Votre film couvre deux univers parallèles, d’un pays à l’autre, d’un milieu social à l’autre. Est-ce un cheminement personnel ou issu de maintes observations.
Cela tient beaucoup plus d’observations que de touches personnelles. Cependant, je ne vois pas de parallélisme entre les deux récits, du fait même que j’ai quitté le Liban il y a de cela une vingtaime d’années. En vérité, je voulais raconter l’histoire de deux femmes qui tiennent plus de l’émotion, de mes observations autour de moi.
Cela tient aussi de votre parcours académique.
Effectivement. Au liban, j’ai suivi les cours de l’ALBA (Académie libanaise des beaux-arts). J’ai dû quitter le pays à cause de la guerre, mais un concours de circonstances a fait qu’au cours des années, j’étais tiraillée entre mon pays d’origine, la France et le Québec. Pour la télévision française, j’ai réalisé plusieurs documentaires, mais au fond, je savais très bien qu’ultimement, j’allais faire du cinéma.
Dans L’autres côté de novembre, les mœurs masculines, au Liban, sont présentés dans toutes leur liberté d’expression, même si cela implique des actes de trangression.
Je vous crois, c’est une des caractéristiques de cette partie du monde. Un acte de transgression que j’ose montrer.
Vous prenez sans doute un énorme risque.
Oui, bien sûr, et c’est un risque assumé. Et je suis certaine que les spectateurs seront contents de le constater. La plupart des gens sont incapables de s’exprimer ainsi. Il y a, bien entendu, les contraintes morales, religieuses, sociales, le qu’on-dira-t’on. Des tabous que le cinéma ne peut pas se permettre d’éviter.
Mais vous montrer aussi une génération de femmes, dans la partie au Liban, qui préfère cacher les choses.
Les contraintes sont différentes entre Chrétiens et Musulmans, mais n’empêche que ça relève essentiellement de l’ordre économique, de l’échelle sociale et du niveau d’éducation. Nous avons souvent tendance à croire que c’est une question de religion, alors que c’est au niveau humain et intime que ça se passe. Lorsqu’une communauté est menacée, elle se renferme dans la religion. C’est le cas de tous les pays du Moyen-Orient, y compris en quelque sorte, en Israël, plus proche des modèles occidentaux.
Le premier plan, en contre-plongée, est une image d’église qui occupe le paysage, comme si une menace l’attendait.

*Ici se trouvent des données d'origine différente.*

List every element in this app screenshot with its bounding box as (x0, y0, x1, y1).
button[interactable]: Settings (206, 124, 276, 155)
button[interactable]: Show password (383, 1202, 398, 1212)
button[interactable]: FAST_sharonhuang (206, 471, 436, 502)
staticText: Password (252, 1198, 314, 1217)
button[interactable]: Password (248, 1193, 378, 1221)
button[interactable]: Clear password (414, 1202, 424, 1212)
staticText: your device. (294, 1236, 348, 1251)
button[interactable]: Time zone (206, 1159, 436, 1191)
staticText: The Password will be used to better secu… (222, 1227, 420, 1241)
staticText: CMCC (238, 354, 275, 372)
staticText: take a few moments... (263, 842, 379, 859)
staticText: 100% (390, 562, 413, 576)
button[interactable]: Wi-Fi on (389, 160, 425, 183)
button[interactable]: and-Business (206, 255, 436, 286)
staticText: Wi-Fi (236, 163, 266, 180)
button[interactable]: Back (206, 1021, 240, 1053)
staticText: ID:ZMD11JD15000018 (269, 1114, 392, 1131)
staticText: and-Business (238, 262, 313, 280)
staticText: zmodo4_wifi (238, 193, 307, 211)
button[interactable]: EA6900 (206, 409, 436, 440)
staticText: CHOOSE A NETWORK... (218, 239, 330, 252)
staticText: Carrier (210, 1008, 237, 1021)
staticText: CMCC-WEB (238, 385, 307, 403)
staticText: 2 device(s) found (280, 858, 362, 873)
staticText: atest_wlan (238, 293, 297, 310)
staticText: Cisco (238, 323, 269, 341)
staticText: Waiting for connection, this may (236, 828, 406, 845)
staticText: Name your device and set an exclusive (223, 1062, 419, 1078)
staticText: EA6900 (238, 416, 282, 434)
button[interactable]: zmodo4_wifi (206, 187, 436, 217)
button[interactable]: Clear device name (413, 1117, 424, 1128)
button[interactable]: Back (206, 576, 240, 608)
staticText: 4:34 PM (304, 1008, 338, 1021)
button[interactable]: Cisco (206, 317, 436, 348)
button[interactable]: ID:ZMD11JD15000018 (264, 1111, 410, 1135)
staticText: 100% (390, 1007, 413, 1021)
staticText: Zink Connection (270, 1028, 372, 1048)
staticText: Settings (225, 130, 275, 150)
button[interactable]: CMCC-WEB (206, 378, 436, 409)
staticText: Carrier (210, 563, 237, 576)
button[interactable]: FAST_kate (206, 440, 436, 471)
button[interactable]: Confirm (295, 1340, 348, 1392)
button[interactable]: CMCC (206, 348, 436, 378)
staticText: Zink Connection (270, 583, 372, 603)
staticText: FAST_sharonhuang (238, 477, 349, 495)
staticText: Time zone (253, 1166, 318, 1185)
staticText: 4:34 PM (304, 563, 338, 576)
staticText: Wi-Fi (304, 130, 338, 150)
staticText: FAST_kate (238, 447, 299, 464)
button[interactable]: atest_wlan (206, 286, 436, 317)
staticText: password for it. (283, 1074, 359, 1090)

On pourrait penser cela puisque c’est vrai, mais ma véritable intention était de situer un lieu et une réalité sociale et identitaire d’une certaine époque.
Le choix des comédiens s’imposent de par les lieux où vous filmez. Les interprètes québécois y compris, dû au financement du Québec, je suppose.
En fait, je n’ai pas eu de financement ni de Téléfilm Canada, ni de la SODEC. Pour l’instant, mes films ne sont pas subventionnés. Mais il faut montrer que nous sommes après tout au Québec et que le film doit avoir un passeport ; cela va de soi. Le plus important, c’est aussi de montrer que les étrangers qui ont décidé de voir le Québec comme un deuxième patrie, disons même une nouvelle patrie, doivent montrer cette caractéristique.
En fait, malgré un exil intérieur qui ne peut nous échapper, il faut garder des ondes positives pour mieux créer.
C’est tout à fait vrai. C’est la façon de procéder et de s’intégrer dans une sorte de quasi-totalité, tout en conservant ses propres racines.
Et pourtant, force est de souligner que l’intégration ne se fait pas sans lacunes, ni heurts.
Depuis que je suis ici, je n’ai pas vu beaucoup de changements, mais j’observe que certains ont lieu, même de façon fugitive et souvent incidentelle. Je crois que les nouvelles générations n’auront plus le choix que de proposer un nouvelle québécitude ouverte à tous les possibles.
Les scénariste, les réalisateurs et les producteurs doivent en être conscients.
Bien entendu, c’est par eux que les changements se réalisent. C’est un défi de taille, mais je le dis de nouveau, le feu en vaut la chandelle.